Живописец душ - Ильдефонсо Фальконес де Сьерра
Шрифт:
Интервал:
Закладка:
– Почему? – прервал Далмау ее размышления.
– Что – почему? – спросила Эмма, начиная терять терпение.
– Почему ты не поделилась со мной своим чувством вины? Я…
Эмма задумалась на мгновение.
– Говори что хочешь, но, если бы ее снова посадили, откажись я ходить к монашкам, вина была бы на мне. Я тебе уже говорила. Но и в ее смерти я виновата. Если бы я не лезла к ней с разговорами на баррикаде, если бы сообразила, насколько это опасно… Конечно, я виновата в том, что ее застрелили.
– Нет!
В этот раз на крик Далмау обернулся не только мужчина по соседству с Эммой, но и многие другие.

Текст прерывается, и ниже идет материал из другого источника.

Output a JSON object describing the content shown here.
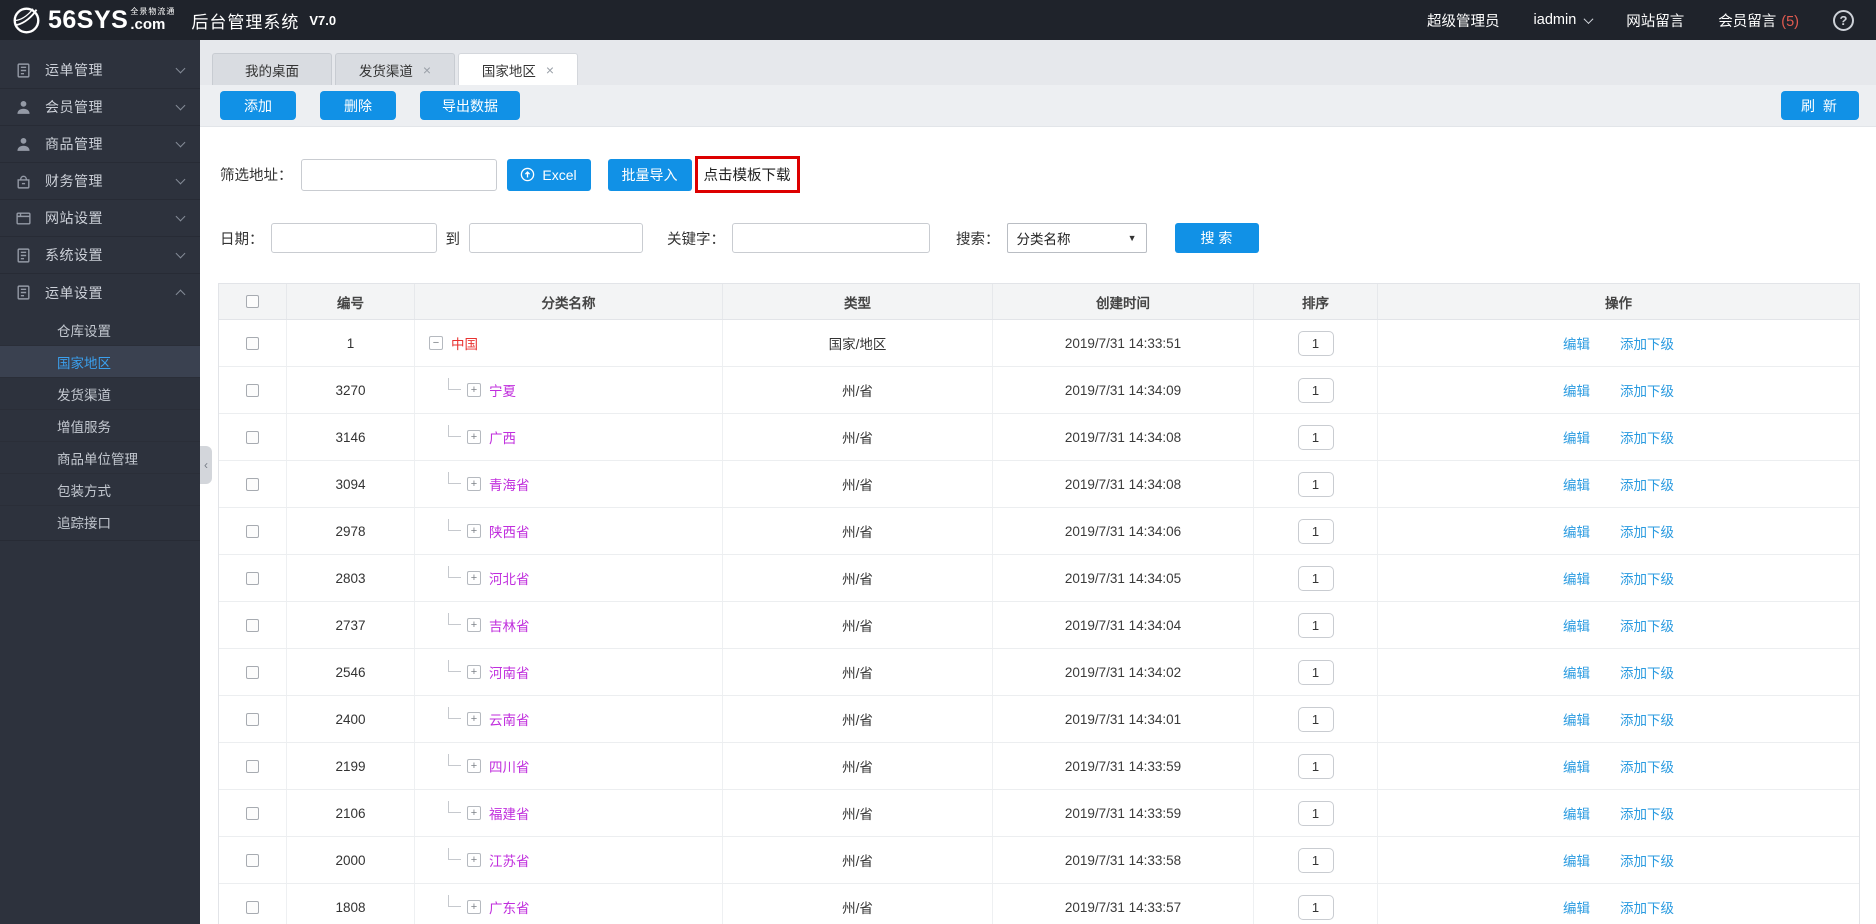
{
  "topbar": {
    "logo": {
      "brand": "56SYS",
      "tagline": "全景物流通",
      "tld": ".com",
      "system": "后台管理系统",
      "version": "V7.0"
    },
    "right": {
      "role": "超级管理员",
      "username": "iadmin",
      "site_messages": "网站留言",
      "member_messages": "会员留言",
      "member_count": "(5)",
      "help": "?"
    }
  },
  "sidebar": {
    "items": [
      {
        "label": "运单管理",
        "icon": "waybill-icon"
      },
      {
        "label": "会员管理",
        "icon": "member-icon"
      },
      {
        "label": "商品管理",
        "icon": "product-icon"
      },
      {
        "label": "财务管理",
        "icon": "finance-icon"
      },
      {
        "label": "网站设置",
        "icon": "website-icon"
      },
      {
        "label": "系统设置",
        "icon": "system-icon"
      },
      {
        "label": "运单设置",
        "icon": "waybill-settings-icon"
      }
    ],
    "subitems": [
      "仓库设置",
      "国家地区",
      "发货渠道",
      "增值服务",
      "商品单位管理",
      "包装方式",
      "追踪接口"
    ],
    "active_subitem": "国家地区"
  },
  "tabs": [
    {
      "label": "我的桌面",
      "closable": false,
      "active": false
    },
    {
      "label": "发货渠道",
      "closable": true,
      "active": false
    },
    {
      "label": "国家地区",
      "closable": true,
      "active": true
    }
  ],
  "toolbar": {
    "add": "添加",
    "delete": "删除",
    "export": "导出数据",
    "refresh": "刷 新"
  },
  "filters": {
    "address_label": "筛选地址：",
    "excel": "Excel",
    "batch_import": "批量导入",
    "template_hint": "点击模板下载",
    "date_label": "日期：",
    "to_label": "到",
    "keyword_label": "关键字：",
    "search_label": "搜索：",
    "search_select": "分类名称",
    "search_button": "搜 索"
  },
  "table": {
    "headers": [
      "编号",
      "分类名称",
      "类型",
      "创建时间",
      "排序",
      "操作"
    ],
    "edit_label": "编辑",
    "add_child_label": "添加下级",
    "rows": [
      {
        "id": "1",
        "name": "中国",
        "tree": "root",
        "type": "国家/地区",
        "created": "2019/7/31 14:33:51",
        "order": "1"
      },
      {
        "id": "3270",
        "name": "宁夏",
        "tree": "child",
        "type": "州/省",
        "created": "2019/7/31 14:34:09",
        "order": "1"
      },
      {
        "id": "3146",
        "name": "广西",
        "tree": "child",
        "type": "州/省",
        "created": "2019/7/31 14:34:08",
        "order": "1"
      },
      {
        "id": "3094",
        "name": "青海省",
        "tree": "child",
        "type": "州/省",
        "created": "2019/7/31 14:34:08",
        "order": "1"
      },
      {
        "id": "2978",
        "name": "陕西省",
        "tree": "child",
        "type": "州/省",
        "created": "2019/7/31 14:34:06",
        "order": "1"
      },
      {
        "id": "2803",
        "name": "河北省",
        "tree": "child",
        "type": "州/省",
        "created": "2019/7/31 14:34:05",
        "order": "1"
      },
      {
        "id": "2737",
        "name": "吉林省",
        "tree": "child",
        "type": "州/省",
        "created": "2019/7/31 14:34:04",
        "order": "1"
      },
      {
        "id": "2546",
        "name": "河南省",
        "tree": "child",
        "type": "州/省",
        "created": "2019/7/31 14:34:02",
        "order": "1"
      },
      {
        "id": "2400",
        "name": "云南省",
        "tree": "child",
        "type": "州/省",
        "created": "2019/7/31 14:34:01",
        "order": "1"
      },
      {
        "id": "2199",
        "name": "四川省",
        "tree": "child",
        "type": "州/省",
        "created": "2019/7/31 14:33:59",
        "order": "1"
      },
      {
        "id": "2106",
        "name": "福建省",
        "tree": "child",
        "type": "州/省",
        "created": "2019/7/31 14:33:59",
        "order": "1"
      },
      {
        "id": "2000",
        "name": "江苏省",
        "tree": "child",
        "type": "州/省",
        "created": "2019/7/31 14:33:58",
        "order": "1"
      },
      {
        "id": "1808",
        "name": "广东省",
        "tree": "child",
        "type": "州/省",
        "created": "2019/7/31 14:33:57",
        "order": "1"
      }
    ]
  },
  "ui": {
    "close_glyph": "×",
    "select_arrow": "▼",
    "collapse_glyph": "−",
    "expand_glyph": "+",
    "collapse_handle": "‹"
  },
  "colors": {
    "accent_blue": "#1191e6",
    "link_blue": "#2b9be0",
    "root_red": "#e8312f",
    "child_magenta": "#c02edd",
    "annotation_red": "#dd0000",
    "count_red": "#e25b50",
    "topbar_bg": "#1f232b",
    "sidebar_bg": "#2d323d"
  }
}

– Да, Далмау, – подтвердила Эмма, не обращая внимания на любопытных. – Я виновата.
«И ты тоже», – хотела бы она бросить ему упрек; если бы он не подладился под требования дона Мануэля, если бы не предложил ей заменить Монсеррат…

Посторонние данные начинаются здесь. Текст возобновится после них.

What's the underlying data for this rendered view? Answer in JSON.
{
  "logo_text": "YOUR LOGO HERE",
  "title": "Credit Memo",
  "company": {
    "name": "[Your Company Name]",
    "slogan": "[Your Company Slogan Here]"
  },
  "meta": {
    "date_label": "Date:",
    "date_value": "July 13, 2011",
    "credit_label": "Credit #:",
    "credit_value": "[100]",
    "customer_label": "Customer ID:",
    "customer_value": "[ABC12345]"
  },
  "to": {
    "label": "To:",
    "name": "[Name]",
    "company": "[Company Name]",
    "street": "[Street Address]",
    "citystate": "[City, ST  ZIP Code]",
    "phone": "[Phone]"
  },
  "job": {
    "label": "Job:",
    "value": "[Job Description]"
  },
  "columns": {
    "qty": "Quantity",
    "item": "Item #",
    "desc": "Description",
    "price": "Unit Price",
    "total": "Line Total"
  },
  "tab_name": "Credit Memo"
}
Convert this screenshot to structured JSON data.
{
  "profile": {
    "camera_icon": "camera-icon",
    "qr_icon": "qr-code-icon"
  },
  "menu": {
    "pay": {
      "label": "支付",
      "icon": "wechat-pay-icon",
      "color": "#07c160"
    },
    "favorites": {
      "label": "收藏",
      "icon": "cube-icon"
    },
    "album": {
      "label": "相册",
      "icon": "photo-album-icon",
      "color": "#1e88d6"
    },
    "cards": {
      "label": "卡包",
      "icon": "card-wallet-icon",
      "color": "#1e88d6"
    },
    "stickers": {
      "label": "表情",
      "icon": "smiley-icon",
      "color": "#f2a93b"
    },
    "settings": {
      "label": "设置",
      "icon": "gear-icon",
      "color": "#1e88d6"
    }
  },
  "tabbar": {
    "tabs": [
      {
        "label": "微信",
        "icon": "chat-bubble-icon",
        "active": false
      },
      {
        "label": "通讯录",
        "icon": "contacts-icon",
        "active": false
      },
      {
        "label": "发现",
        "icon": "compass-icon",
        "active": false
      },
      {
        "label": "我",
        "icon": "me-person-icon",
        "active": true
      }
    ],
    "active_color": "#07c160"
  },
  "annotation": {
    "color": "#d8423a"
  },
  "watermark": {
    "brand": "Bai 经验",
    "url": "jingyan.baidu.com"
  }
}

– Ты поступила хорошо, – утешал ее Далмау заплетающимся языком, с мутным, блуждающим взором, абсолютно чуждый тому внутреннему конфликту, какой переживала Эмма в этот момент. – Ее насиловали. – Далмау перешел на сбивчивый шепот, чтобы окружающие не узнали о позоре сестры. – Насиловали, – повторил он. – Ты ее видела, обмывала ее…
После напряжения этого долгого дня Эмма, увидев воочию, как ее подруга стоит голая на полу и с нее стекают струйки воды, окончательно лишилась сил. Она помотала головой, как тогда, когда подтирала пол и мыла ноги Монсеррат. Нет, дело не в том, что ее насиловали, все гораздо сложнее.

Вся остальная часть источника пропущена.